Show that function is almost surely 0 if expectation is almost surely 0

Question

Assume that $h(S)$ is a realvalued function of a random variable with distribution $Erlang(n,\theta)$ (h(S) not depending on $\theta$). Then conclude from $\mathbb{E}(h(S))=0$ almost surely that $h(S)=0$ a.s..

Clearly it would suffice to show the conclusion from $\int h(S) s^{n-1}e^{-\theta s}ds = 0$. However I don't see how to prove this.

My idea was to use two different arbitrary values of the parameter $\theta$ to get a contradiction for $h(S)\not = 0$ since $h(S)$ cannot depend on $\theta$. However I wasn't successful so far with this approach. Does anybody have hint?

Answer 1

This is essentially the completeness property of the Erlang/Gamma family of distributions under consideration, which follows from the fact that this distribution is a member of a regular (full rank) exponential family with parameter $\theta$.

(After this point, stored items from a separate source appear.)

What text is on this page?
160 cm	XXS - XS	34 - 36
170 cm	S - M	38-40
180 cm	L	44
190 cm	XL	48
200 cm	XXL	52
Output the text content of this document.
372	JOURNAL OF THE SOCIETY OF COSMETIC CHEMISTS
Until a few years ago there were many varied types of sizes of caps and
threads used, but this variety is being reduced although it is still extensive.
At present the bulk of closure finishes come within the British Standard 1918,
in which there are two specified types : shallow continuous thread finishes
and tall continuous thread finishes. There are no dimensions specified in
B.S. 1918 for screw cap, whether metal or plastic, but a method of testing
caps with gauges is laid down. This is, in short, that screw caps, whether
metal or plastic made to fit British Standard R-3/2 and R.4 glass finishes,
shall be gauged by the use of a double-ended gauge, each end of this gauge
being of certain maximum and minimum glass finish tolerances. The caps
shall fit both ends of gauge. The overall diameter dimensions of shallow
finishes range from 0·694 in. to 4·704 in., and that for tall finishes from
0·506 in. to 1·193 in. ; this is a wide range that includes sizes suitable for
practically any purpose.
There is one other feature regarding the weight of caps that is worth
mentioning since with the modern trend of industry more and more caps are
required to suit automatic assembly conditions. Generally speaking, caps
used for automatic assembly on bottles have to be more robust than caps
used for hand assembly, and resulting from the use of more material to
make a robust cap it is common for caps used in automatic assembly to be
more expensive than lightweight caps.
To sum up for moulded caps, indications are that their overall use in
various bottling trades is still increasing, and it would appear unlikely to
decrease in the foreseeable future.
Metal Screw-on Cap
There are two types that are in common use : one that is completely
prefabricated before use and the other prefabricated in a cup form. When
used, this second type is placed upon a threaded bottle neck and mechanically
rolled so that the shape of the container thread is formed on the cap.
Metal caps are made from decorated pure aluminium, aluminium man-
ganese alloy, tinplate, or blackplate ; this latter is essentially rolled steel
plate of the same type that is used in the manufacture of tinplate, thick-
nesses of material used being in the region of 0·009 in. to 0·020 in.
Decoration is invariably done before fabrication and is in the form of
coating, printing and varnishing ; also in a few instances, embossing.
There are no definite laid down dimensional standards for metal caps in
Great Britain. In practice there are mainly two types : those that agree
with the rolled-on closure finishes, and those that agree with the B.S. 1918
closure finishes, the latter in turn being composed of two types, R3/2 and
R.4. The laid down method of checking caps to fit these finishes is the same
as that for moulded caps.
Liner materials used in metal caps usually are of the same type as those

Or you can directly say that $\int_0^\infty h(s) s^{n-1}e^{-\theta s}\,ds$ is the Mellin transform of $h(s)e^{-\theta s}$, so that by uniqueness of integral transforms

$$\int_0^\infty h(s) s^{n-1}e^{-\theta s}\,ds =0 \quad,\forall\,\theta>0\implies h(s)e^{-\theta s}=0 \,,\,\text{a.e.}\quad\forall\,\theta$$

And hence $$h(s)=0\,,\,\text{a.e.}$$